Songs switched again—the fourth change since she’d set eyes on Josh, which meant she’d been gone from the dressing room too long.
She continued the rest of the way down the hall, but paused before turning the corner and glanced back at him. Hands on hips, shirtsleeves rolled up on his forearms, tension drawing all six feet of his amazing body up tight, he looked every bit the commanding presence he’d always been. Overhead lights made his wheat-colored hair shine like the sun. Her heart felt like it was being cut into tiny little pieces, and she cursed herself for one: falling in love with him in the first place, and two: never falling back out.
Her whole chest ached.
“Go home, Josh. There’s nothing here for you.”
Gracie finger-waved to Beth, the house mom who’d taken over for her at midnight. “Good night, Sadie. Remember to tell Rebecca to ice her ankle, please.”

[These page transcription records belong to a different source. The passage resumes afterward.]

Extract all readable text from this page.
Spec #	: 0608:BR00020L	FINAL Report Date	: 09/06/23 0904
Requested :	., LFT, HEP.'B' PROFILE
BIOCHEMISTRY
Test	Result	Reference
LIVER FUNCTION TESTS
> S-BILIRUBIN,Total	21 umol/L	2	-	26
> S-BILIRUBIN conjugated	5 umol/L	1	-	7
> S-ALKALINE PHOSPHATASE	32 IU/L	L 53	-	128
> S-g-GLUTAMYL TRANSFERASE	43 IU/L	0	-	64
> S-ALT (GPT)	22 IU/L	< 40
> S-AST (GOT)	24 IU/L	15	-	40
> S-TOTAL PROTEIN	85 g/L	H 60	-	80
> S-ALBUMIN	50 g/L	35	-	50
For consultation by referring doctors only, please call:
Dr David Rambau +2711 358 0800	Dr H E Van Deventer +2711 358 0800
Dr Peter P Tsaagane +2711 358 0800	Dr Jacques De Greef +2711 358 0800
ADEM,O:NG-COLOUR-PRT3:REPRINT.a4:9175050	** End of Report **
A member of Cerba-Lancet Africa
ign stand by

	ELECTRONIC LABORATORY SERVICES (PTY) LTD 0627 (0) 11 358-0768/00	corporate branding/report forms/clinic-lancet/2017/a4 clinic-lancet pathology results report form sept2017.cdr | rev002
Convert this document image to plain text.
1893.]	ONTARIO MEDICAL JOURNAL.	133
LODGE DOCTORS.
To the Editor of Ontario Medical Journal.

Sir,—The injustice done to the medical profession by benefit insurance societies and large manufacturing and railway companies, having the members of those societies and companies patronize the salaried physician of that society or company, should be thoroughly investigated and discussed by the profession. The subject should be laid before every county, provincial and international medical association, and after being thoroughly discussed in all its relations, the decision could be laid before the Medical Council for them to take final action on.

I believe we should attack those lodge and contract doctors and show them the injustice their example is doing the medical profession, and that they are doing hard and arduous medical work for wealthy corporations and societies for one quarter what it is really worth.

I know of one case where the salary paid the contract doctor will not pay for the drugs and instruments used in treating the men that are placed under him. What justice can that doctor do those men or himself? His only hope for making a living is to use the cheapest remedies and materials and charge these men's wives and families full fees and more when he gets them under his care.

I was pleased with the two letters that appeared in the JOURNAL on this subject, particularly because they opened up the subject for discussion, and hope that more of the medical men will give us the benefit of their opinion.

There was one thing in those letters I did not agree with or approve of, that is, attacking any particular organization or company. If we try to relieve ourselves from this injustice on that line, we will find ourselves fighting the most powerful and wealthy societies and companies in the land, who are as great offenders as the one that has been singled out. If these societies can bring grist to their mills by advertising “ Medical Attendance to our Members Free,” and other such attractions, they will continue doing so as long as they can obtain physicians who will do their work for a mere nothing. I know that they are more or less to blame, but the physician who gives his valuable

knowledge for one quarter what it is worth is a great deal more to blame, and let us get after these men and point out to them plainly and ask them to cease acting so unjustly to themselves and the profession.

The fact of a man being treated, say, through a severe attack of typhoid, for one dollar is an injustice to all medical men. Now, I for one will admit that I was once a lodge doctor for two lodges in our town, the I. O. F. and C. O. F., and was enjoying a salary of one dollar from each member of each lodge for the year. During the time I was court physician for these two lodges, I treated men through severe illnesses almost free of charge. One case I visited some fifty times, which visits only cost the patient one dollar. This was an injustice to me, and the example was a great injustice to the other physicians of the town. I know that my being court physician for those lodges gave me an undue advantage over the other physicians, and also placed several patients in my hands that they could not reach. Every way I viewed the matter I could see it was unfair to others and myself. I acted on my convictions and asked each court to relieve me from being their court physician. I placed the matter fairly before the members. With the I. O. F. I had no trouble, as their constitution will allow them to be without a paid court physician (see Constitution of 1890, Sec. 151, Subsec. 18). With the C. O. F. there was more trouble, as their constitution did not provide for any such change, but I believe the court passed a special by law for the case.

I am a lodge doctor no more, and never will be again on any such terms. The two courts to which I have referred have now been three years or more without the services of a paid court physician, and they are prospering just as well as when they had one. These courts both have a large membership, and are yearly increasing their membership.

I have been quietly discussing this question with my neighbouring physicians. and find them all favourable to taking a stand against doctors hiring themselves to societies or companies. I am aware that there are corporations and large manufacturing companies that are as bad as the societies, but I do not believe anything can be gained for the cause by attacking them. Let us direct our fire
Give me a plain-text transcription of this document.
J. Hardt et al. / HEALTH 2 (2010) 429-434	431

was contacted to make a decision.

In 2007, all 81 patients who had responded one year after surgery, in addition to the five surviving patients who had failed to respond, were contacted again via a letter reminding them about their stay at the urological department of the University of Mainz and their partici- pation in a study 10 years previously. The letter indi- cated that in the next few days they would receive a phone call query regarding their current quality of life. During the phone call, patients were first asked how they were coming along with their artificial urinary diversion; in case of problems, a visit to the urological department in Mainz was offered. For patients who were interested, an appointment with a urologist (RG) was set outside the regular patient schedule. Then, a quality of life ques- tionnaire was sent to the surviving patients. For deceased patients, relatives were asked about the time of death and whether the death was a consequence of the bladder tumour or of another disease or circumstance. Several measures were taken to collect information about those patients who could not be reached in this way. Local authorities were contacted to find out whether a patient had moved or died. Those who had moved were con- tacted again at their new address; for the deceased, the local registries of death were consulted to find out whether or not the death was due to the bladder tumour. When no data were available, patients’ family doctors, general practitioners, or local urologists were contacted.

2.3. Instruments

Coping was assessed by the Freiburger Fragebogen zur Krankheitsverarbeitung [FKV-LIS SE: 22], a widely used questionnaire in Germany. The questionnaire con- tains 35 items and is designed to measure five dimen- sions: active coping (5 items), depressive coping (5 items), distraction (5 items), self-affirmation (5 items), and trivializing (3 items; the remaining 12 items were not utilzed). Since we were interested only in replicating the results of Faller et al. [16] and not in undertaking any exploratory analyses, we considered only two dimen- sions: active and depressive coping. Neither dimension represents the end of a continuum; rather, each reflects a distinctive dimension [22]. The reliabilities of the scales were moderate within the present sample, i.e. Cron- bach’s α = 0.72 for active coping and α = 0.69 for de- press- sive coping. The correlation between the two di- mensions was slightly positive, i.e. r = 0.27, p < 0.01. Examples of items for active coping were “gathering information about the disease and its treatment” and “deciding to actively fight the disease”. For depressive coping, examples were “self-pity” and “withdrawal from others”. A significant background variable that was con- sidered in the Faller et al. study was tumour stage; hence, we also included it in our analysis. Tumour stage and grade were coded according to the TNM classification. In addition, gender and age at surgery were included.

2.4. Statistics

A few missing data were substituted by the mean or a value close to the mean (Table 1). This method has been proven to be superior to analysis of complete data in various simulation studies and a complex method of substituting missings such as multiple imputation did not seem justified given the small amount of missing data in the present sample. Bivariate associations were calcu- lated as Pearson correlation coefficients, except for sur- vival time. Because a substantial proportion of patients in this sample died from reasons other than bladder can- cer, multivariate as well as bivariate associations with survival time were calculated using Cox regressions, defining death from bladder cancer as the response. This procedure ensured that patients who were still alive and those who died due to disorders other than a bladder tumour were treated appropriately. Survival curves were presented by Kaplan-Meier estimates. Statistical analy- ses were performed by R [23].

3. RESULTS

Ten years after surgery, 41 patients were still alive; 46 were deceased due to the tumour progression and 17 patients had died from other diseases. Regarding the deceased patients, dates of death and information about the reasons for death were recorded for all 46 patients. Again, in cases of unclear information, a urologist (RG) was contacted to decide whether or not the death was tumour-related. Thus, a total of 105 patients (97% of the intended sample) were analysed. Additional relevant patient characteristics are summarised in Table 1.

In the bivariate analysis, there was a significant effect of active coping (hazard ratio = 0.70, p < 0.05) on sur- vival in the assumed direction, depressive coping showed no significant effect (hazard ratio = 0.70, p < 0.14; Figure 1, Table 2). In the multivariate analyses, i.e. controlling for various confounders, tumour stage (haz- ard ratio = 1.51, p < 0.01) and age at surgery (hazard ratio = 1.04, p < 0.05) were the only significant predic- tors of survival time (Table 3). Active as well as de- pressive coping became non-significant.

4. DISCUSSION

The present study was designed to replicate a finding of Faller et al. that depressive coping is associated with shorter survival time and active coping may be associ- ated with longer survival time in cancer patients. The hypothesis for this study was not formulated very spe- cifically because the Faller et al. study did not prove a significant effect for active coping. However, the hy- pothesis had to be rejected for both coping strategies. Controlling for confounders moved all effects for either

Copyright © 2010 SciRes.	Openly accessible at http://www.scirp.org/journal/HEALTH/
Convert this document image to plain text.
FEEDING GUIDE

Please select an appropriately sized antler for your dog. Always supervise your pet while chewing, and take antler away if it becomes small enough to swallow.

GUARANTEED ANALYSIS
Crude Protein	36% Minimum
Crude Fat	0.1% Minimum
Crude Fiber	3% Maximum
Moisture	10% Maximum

“Will do.” Beth picked up a brush to fluff Clarissa’s hair before the dancer took center stage. “Have Theo walk you out.”
“Will do.”
Grace made her way through the halls toward the front door, exhaustion and heartache dragging at her. Seeing Josh again, so unexpectedly, had been tough. But sending him away with all the unease still between them left her feeling hollow and depressed. More than anything she needed a friend in her life now. The casual friendships she’d made with the staff at the club were great for everyday conversation and company, but she wished she had someone deeper in her life. Someone who really got her. And the reminder that she’d ruined that with Josh really hurt.
There had been a thousand times over the last year when she’d wished she hadn’t asked him to move in with her, that she hadn’t suggested there was more than friendship between them. Not because it hadn’t been true, but because she’d lost his friendship over voicing the reality.
Passing into the foyer, she searched for Theo, the bouncer manning the door. He was speaking to a patron, then ushered him into the club before he turned to Grace.
“What’d you do to that guy, Nikki?” he asked. “He’s a mess.”
Grace peered toward the bar, where Josh sat slumped on a stool, arms crossed on the bar, head resting facedown on his forearms. His blazer was draped over the stool beside him. And Dean, her boss and the club’s owner, was standing thirty feet away, talking to a customer.
“Je-sus.” Her heart twisted. “Why’d you let him stay?”
“Because the girls feel sorry for him. Every time I approached him with the intention of pushing him into a cab, Kelly gave me the death stare.” Theo’s big shoulders lifted in a shrug as if he couldn’t help himself. “And everyone really likes him. Even Dean. They sat around talking for over an hour.”